This is not to say that Kashua's work is devoid of split selves or of self-doubt—to the contrary, he takes these themes and literary devices to new levels. In his 2010 Guf sheni yehid [Second Person Singular], for example, transgression is thematized through outright identity theft: a metaphor, perhaps, for self-betrayal. But on many levels from the thematic to the stylistic, Kashua demystified Palestinian writing in Hebrew, stripping it of its theological baggage. In fact, in Native, the only pushback he receives for writing in Hebrew comes during his book tour in the United States, from a Palestinian woman who calls it "the language in which your people are oppressed."

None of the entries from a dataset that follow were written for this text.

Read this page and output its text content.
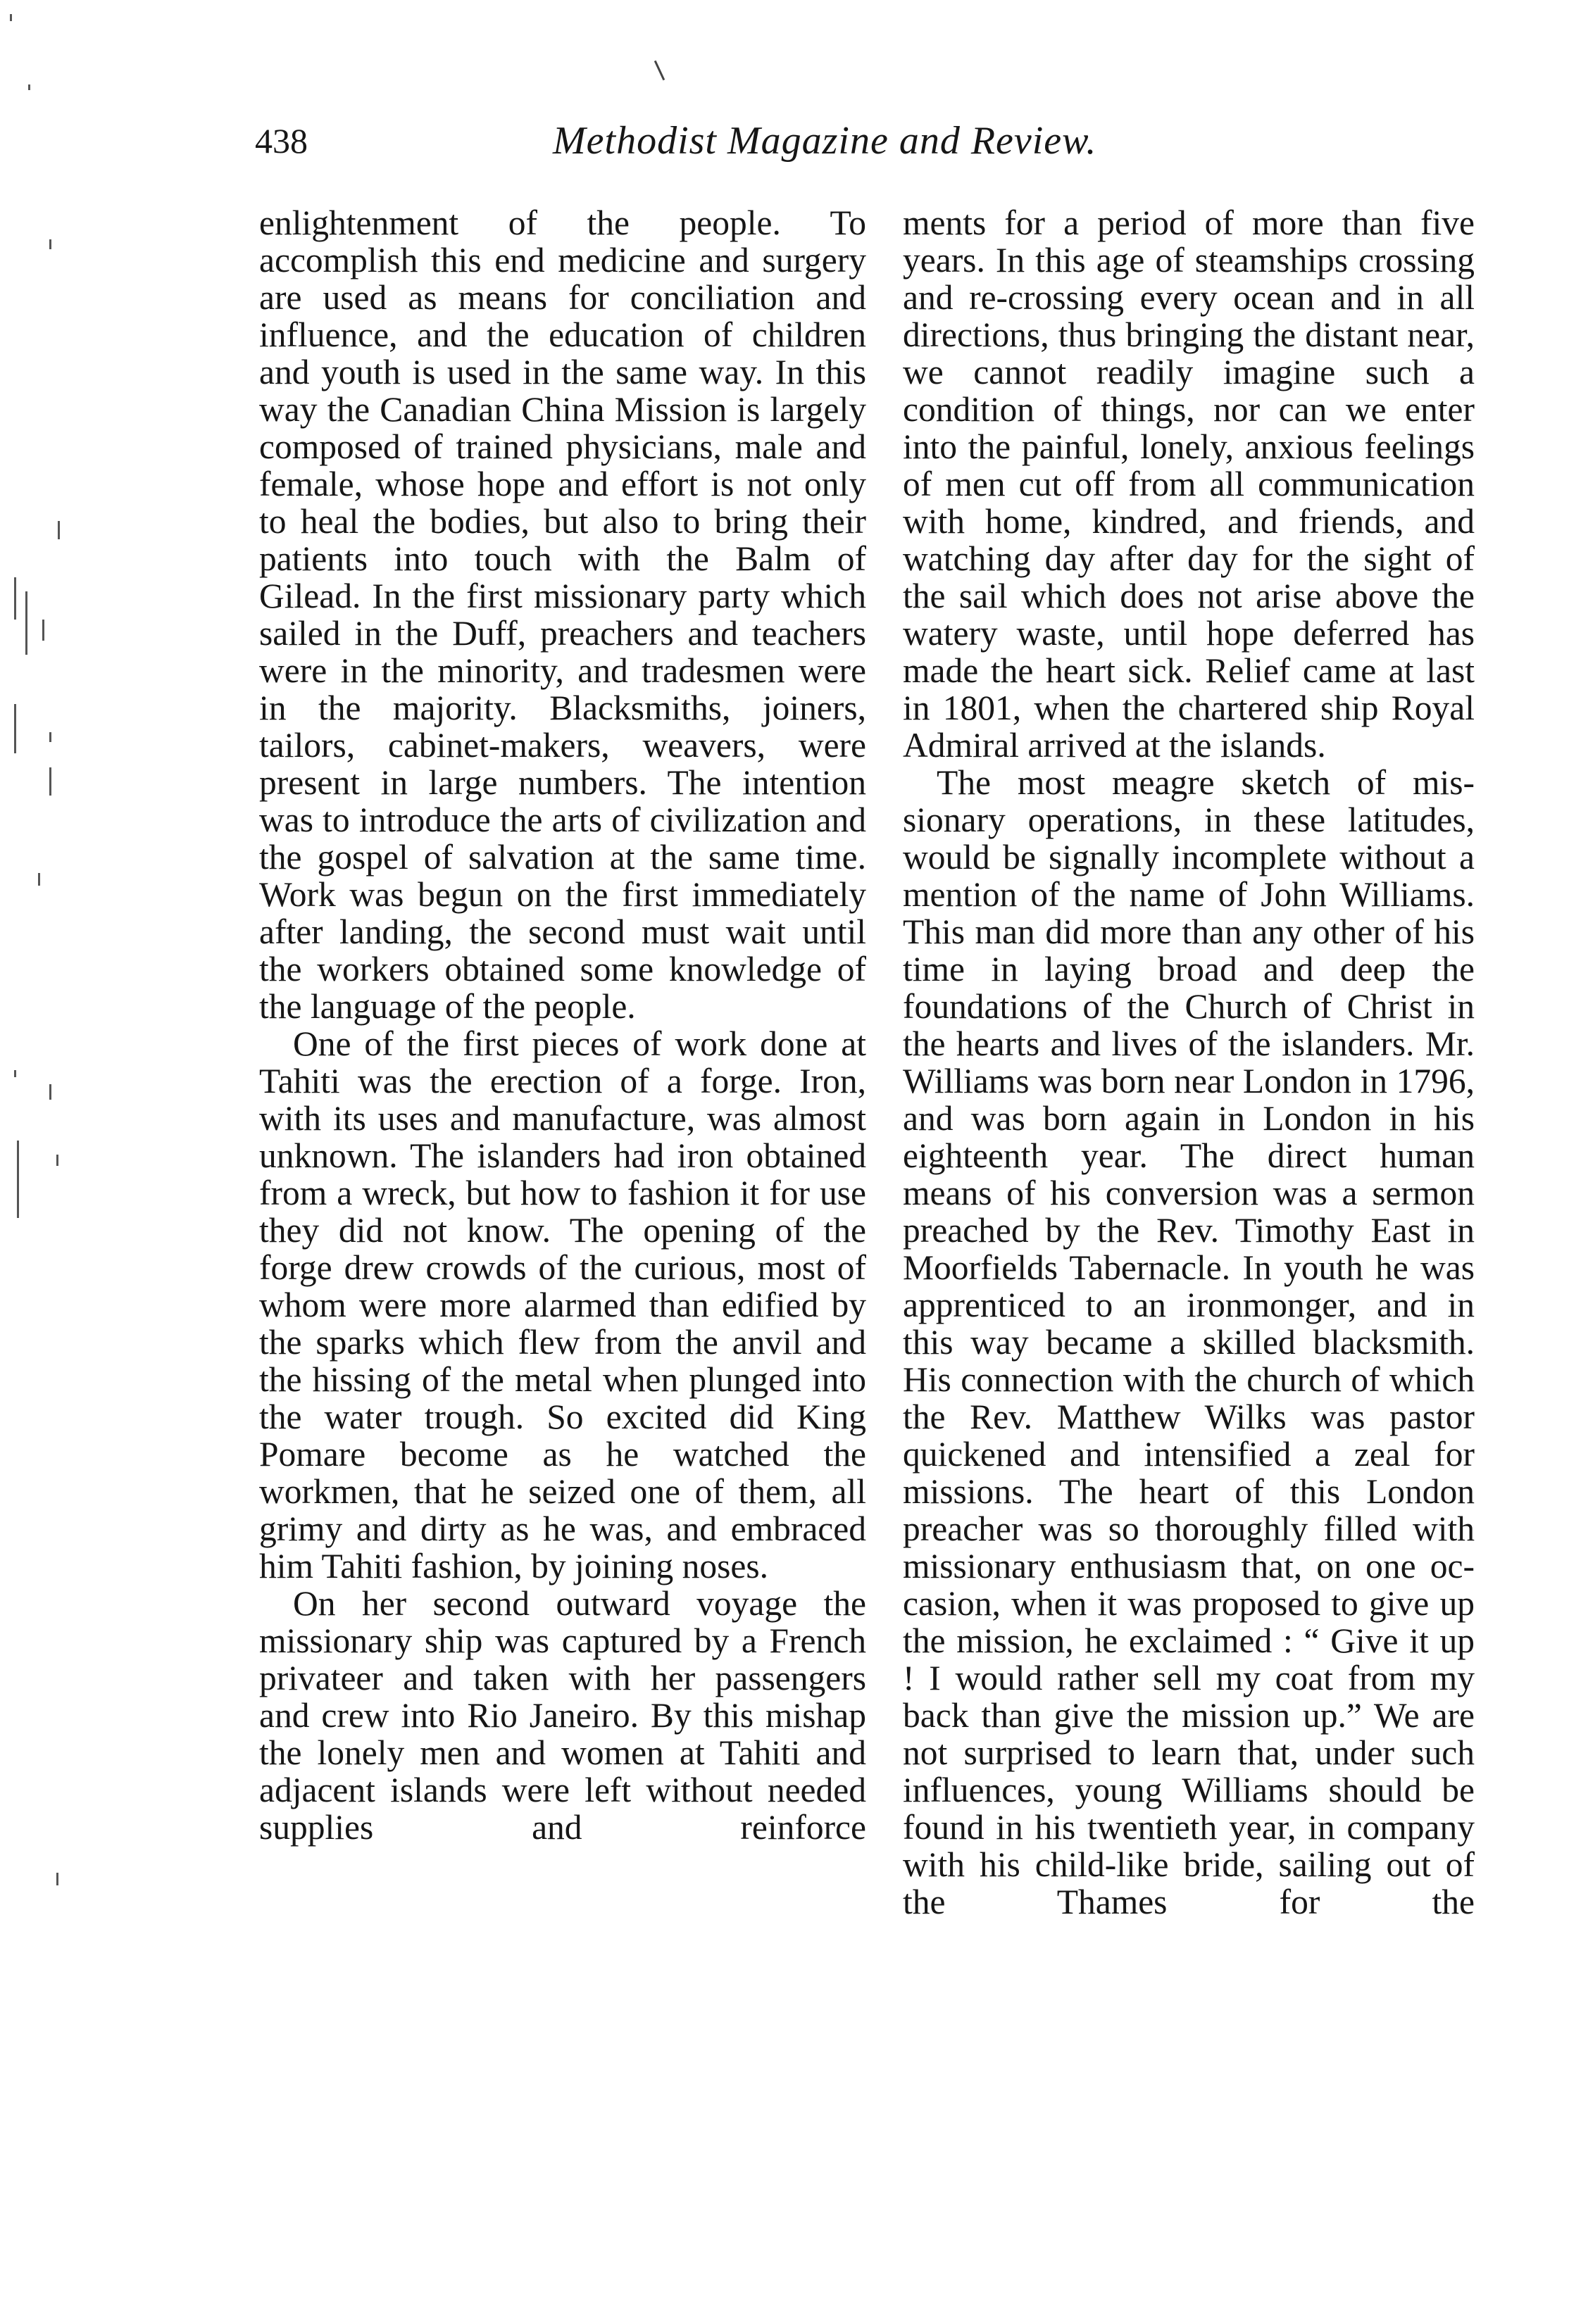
438	Methodist Magazine and Review.

enlightenment of the people. To accomplish this end medicine and surgery are used as means for conciliation and influence, and the education of children and youth is used in the same way. In this way the Canadian China Mission is largely composed of trained physicians, male and female, whose hope and effort is not only to heal the bodies, but also to bring their patients into touch with the Balm of Gilead. In the first missionary party which sailed in the Duff, preachers and teachers were in the minority, and tradesmen were in the majority. Blacksmiths, joiners, tailors, cabinet-makers, weavers, were present in large numbers. The intention was to introduce the arts of civilization and the gospel of salvation at the same time. Work was begun on the first immediately after landing, the second must wait until the workers obtained some knowledge of the language of the people.

One of the first pieces of work done at Tahiti was the erection of a forge. Iron, with its uses and manufacture, was almost unknown. The islanders had iron obtained from a wreck, but how to fashion it for use they did not know. The opening of the forge drew crowds of the curious, most of whom were more alarmed than edified by the sparks which flew from the anvil and the hissing of the metal when plunged into the water trough. So excited did King Pomare become as he watched the workmen, that he seized one of them, all grimy and dirty as he was, and embraced him Tahiti fashion, by joining noses.

On her second outward voyage the missionary ship was captured by a French privateer and taken with her passengers and crew into Rio Janeiro. By this mishap the lonely men and women at Tahiti and adjacent islands were left without needed supplies and reinforce

ments for a period of more than five years. In this age of steamships crossing and re-crossing every ocean and in all directions, thus bringing the distant near, we cannot readily imagine such a condition of things, nor can we enter into the painful, lonely, anxious feelings of men cut off from all communication with home, kindred, and friends, and watching day after day for the sight of the sail which does not arise above the watery waste, until hope deferred has made the heart sick. Relief came at last in 1801, when the chartered ship Royal Admiral arrived at the islands.

The most meagre sketch of missionary operations, in these latitudes, would be signally incomplete without a mention of the name of John Williams. This man did more than any other of his time in laying broad and deep the foundations of the Church of Christ in the hearts and lives of the islanders. Mr. Williams was born near London in 1796, and was born again in London in his eighteenth year. The direct human means of his conversion was a sermon preached by the Rev. Timothy East in Moorfields Tabernacle. In youth he was apprenticed to an ironmonger, and in this way became a skilled blacksmith. His connection with the church of which the Rev. Matthew Wilks was pastor quickened and intensified a zeal for missions. The heart of this London preacher was so thoroughly filled with missionary enthusiasm that, on one occasion, when it was proposed to give up the mission, he exclaimed : “ Give it up ! I would rather sell my coat from my back than give the mission up.” We are not surprised to learn that, under such influences, young Williams should be found in his twentieth year, in company with his child-like bride, sailing out of the Thames for the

Reading Kashua has made me circle back on my earlier ideas and wonder if his matter-of-fact approach to Hebrew, which cuts through the mystique surrounding Palestinian Hebrew authorship, is not somehow the more transgressive attitude. Kashua seems to be saying: just own it. Granted, you can't own the language, but you can own the act of writing in it. Native's title says as much—in Hebrew, it's Ben ha-'arez, literally "son of the land" or "native son," but also an obvious pun on Kashua's public role as a columnist for Haaretz. Yet what many Hebrew speakers might miss is that ben ha-'arez is in fact a literal translation of the Arabic idiom ibn al-balad. This kind of trilingual punning in which languages flow into each other like tributaries with no clear point of origin exemplifies the creative potential of transgression. Will there ever be "a language beyond this" in Israel/Palestine, a fruitful commingling of the two languages? Hard to say, but in his books Kashua seems to have definitively moved the Palestinian Hebrew writer out of the Hebrew-Arabic no-man's-land.